The Seattle Mariners have a lot of interesting starting pitching options who will either make their MLB debut in 2020 or get their first extended look in the big leagues. Our number 5 prospect will not be one of them, but may not be that far behind. George Kirby is our #5 prospect.

Kirby, the 20th overall pick of the 2019 draft, is a right-handed pitcher from Elon University who stands 6’4″, 205 lbs. When he was selected, Kirby was viewed as a fast-moving, #4 starter who could be in the big leagues in 2 years. But after just one summer of pro-action, that appears to his floor.

Kirby’s pitch arsenal includes 2 fastballs. He can reach 95 MPH with the four-seam fastball but generally sits 91-93 with a heavy 2-seam fastball. Both pitches show good movement and Kirby should be able to get a lot of value from both offerings with the possibility of a velocity bump still in his back pocket.

Kirby backs up his fastballs with a good slider that flashes plus, and a strong changeup that may end up being his best pitch going forward. Kirby also throws a curveball, but it lags behind the other 3 offerings and is currently projected as more of a “get me over” pitch to steal a strike than an actual weapon going forward.

All of Kirby’s offerings play up at least a half-grade more than the raw data suggest, thanks to impressive command and control. Kirby throws a lot of quality strikes and is generally able to command pitches in all 4 quadrants of the strike zone.

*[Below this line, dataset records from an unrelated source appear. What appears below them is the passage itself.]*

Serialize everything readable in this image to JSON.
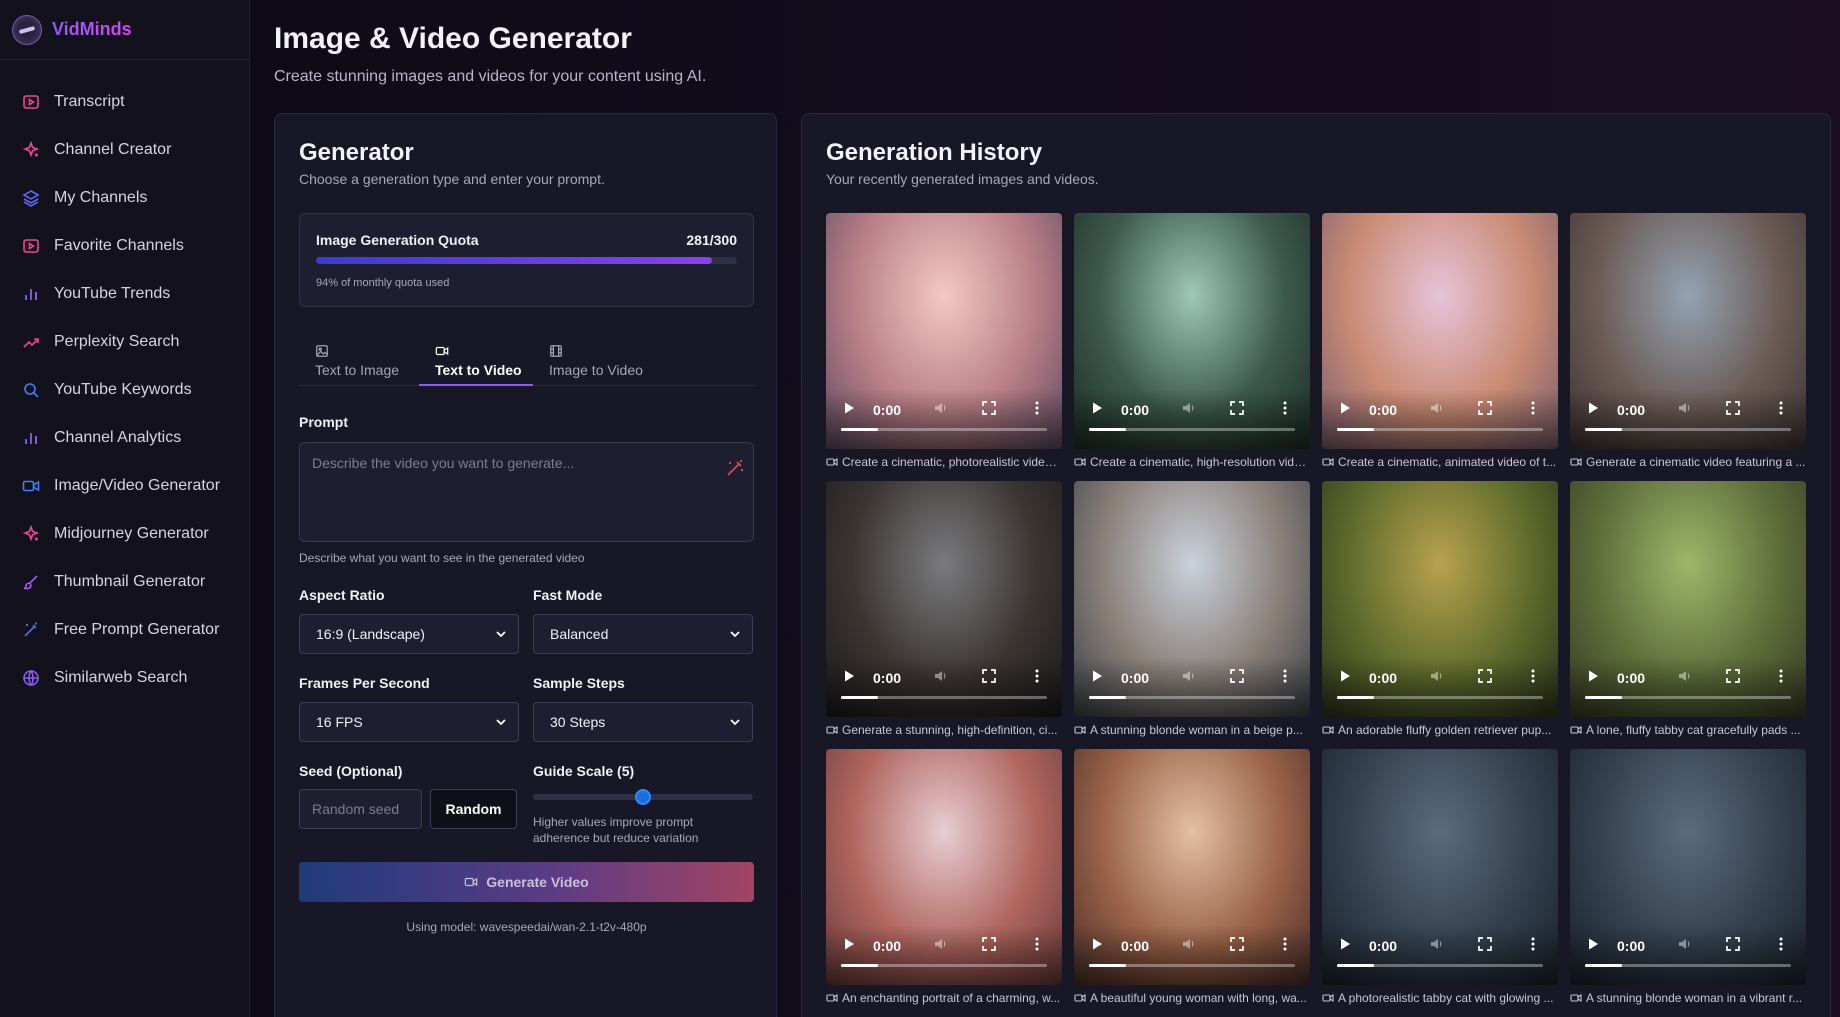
{
  "brand": {
    "name": "VidMinds"
  },
  "sidebar": {
    "items": [
      {
        "label": "Transcript",
        "icon": "play-square-icon"
      },
      {
        "label": "Channel Creator",
        "icon": "sparkle-icon"
      },
      {
        "label": "My Channels",
        "icon": "layers-icon"
      },
      {
        "label": "Favorite Channels",
        "icon": "play-square-icon"
      },
      {
        "label": "YouTube Trends",
        "icon": "bar-chart-icon"
      },
      {
        "label": "Perplexity Search",
        "icon": "trending-up-icon"
      },
      {
        "label": "YouTube Keywords",
        "icon": "search-icon"
      },
      {
        "label": "Channel Analytics",
        "icon": "bar-chart-icon"
      },
      {
        "label": "Image/Video Generator",
        "icon": "video-camera-icon"
      },
      {
        "label": "Midjourney Generator",
        "icon": "sparkle-icon"
      },
      {
        "label": "Thumbnail Generator",
        "icon": "brush-icon"
      },
      {
        "label": "Free Prompt Generator",
        "icon": "wand-icon"
      },
      {
        "label": "Similarweb Search",
        "icon": "globe-icon"
      }
    ],
    "accent_colors": {
      "purple": "#8b5cf6",
      "pink": "#ec4899",
      "blue": "#3b82f6"
    }
  },
  "header": {
    "title": "Image & Video Generator",
    "subtitle": "Create stunning images and videos for your content using AI."
  },
  "generator": {
    "title": "Generator",
    "subtitle": "Choose a generation type and enter your prompt.",
    "quota": {
      "label": "Image Generation Quota",
      "count": "281/300",
      "used_fraction": 0.94,
      "note": "94% of monthly quota used"
    },
    "tabs": [
      {
        "label": "Text to Image",
        "icon": "image-icon",
        "active": false
      },
      {
        "label": "Text to Video",
        "icon": "video-camera-icon",
        "active": true
      },
      {
        "label": "Image to Video",
        "icon": "film-icon",
        "active": false
      }
    ],
    "prompt": {
      "label": "Prompt",
      "placeholder": "Describe the video you want to generate...",
      "value": "",
      "hint": "Describe what you want to see in the generated video"
    },
    "aspect_ratio": {
      "label": "Aspect Ratio",
      "value": "16:9 (Landscape)"
    },
    "fast_mode": {
      "label": "Fast Mode",
      "value": "Balanced"
    },
    "fps": {
      "label": "Frames Per Second",
      "value": "16 FPS"
    },
    "sample_steps": {
      "label": "Sample Steps",
      "value": "30 Steps"
    },
    "seed": {
      "label": "Seed (Optional)",
      "placeholder": "Random seed",
      "value": "",
      "random_label": "Random"
    },
    "guide_scale": {
      "label": "Guide Scale (5)",
      "value_fraction": 0.5,
      "hint_line1": "Higher values improve prompt",
      "hint_line2": "adherence but reduce variation"
    },
    "generate_button": "Generate Video",
    "model_note": "Using model: wavespeedai/wan-2.1-t2v-480p"
  },
  "history": {
    "title": "Generation History",
    "subtitle": "Your recently generated images and videos.",
    "time_label": "0:00",
    "items": [
      {
        "caption": "Create a cinematic, photorealistic video ...",
        "colors": [
          "#f3c9c2",
          "#b97f86",
          "#5d4a63"
        ]
      },
      {
        "caption": "Create a cinematic, high-resolution vide...",
        "colors": [
          "#9fc7b8",
          "#3c5a4c",
          "#1d2b25"
        ]
      },
      {
        "caption": "Create a cinematic, animated video of t...",
        "colors": [
          "#e7c3d9",
          "#c98b73",
          "#7a5d6e"
        ]
      },
      {
        "caption": "Generate a cinematic video featuring a ...",
        "colors": [
          "#93a3b3",
          "#6c5b55",
          "#3c3432"
        ]
      },
      {
        "caption": "Generate a stunning, high-definition, ci...",
        "colors": [
          "#7a7b7e",
          "#3b3532",
          "#1b1a1c"
        ]
      },
      {
        "caption": "A stunning blonde woman in a beige p...",
        "colors": [
          "#c9d1dc",
          "#8a7f78",
          "#3a4048"
        ]
      },
      {
        "caption": "An adorable fluffy golden retriever pup...",
        "colors": [
          "#b8a24e",
          "#5f6b2c",
          "#2e331c"
        ]
      },
      {
        "caption": "A lone, fluffy tabby cat gracefully pads ...",
        "colors": [
          "#9fb66a",
          "#5d6e3a",
          "#3a3a22"
        ]
      },
      {
        "caption": "An enchanting portrait of a charming, w...",
        "colors": [
          "#e8cdd3",
          "#b0665f",
          "#6a3a3a"
        ]
      },
      {
        "caption": "A beautiful young woman with long, wa...",
        "colors": [
          "#e3c0a3",
          "#9a6248",
          "#4a2e2a"
        ]
      },
      {
        "caption": "A photorealistic tabby cat with glowing ...",
        "colors": [
          "#5b6b7d",
          "#33404e",
          "#1a222c"
        ]
      },
      {
        "caption": "A stunning blonde woman in a vibrant r...",
        "colors": [
          "#5b6b7d",
          "#33404e",
          "#1a222c"
        ]
      }
    ]
  }
}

In his brief 23 innings for the Everett Aqua Sox, Kirby didn’t walk a single batter while striking out 25 batters. This show of controlling the strike zone isn’t a fluke either. At Elon, Kirby walked just 6 batters while posting 107 strikeouts in 88 innings. He also surrendered just one home run for the Aqua Sox.

Kirby’s a good athlete with a clean delivery. There are no wasted movements in his setup and his throwing motion, which leads to his excellent command and greatly reduces the potential of serious injury.

Kirby will start 2020 in West Virginia or Modesto and could follow a nearly identical path to Logan Gilbert in his development. Expecting to see Kirby with the Mariners in 2020 is asking a lot, but it isn’t out of the realm of possibility to think Kirby could see the big leagues fairly early in 2021. His upside may tap out as a #2 starter, but he is as safe a bet as anybody to be #4 starter in a big-league rotation.

Next. Top 40 Mariners prospects: 10-6. dark

There is a little bit of Rick Porcello in his game and he will move quickly through the system. There aren’t many prospects with a floor as high as Kirby’s who also has a reasonably high ceiling. And for those reasons, George Kirby is our #5 Mariners prospect.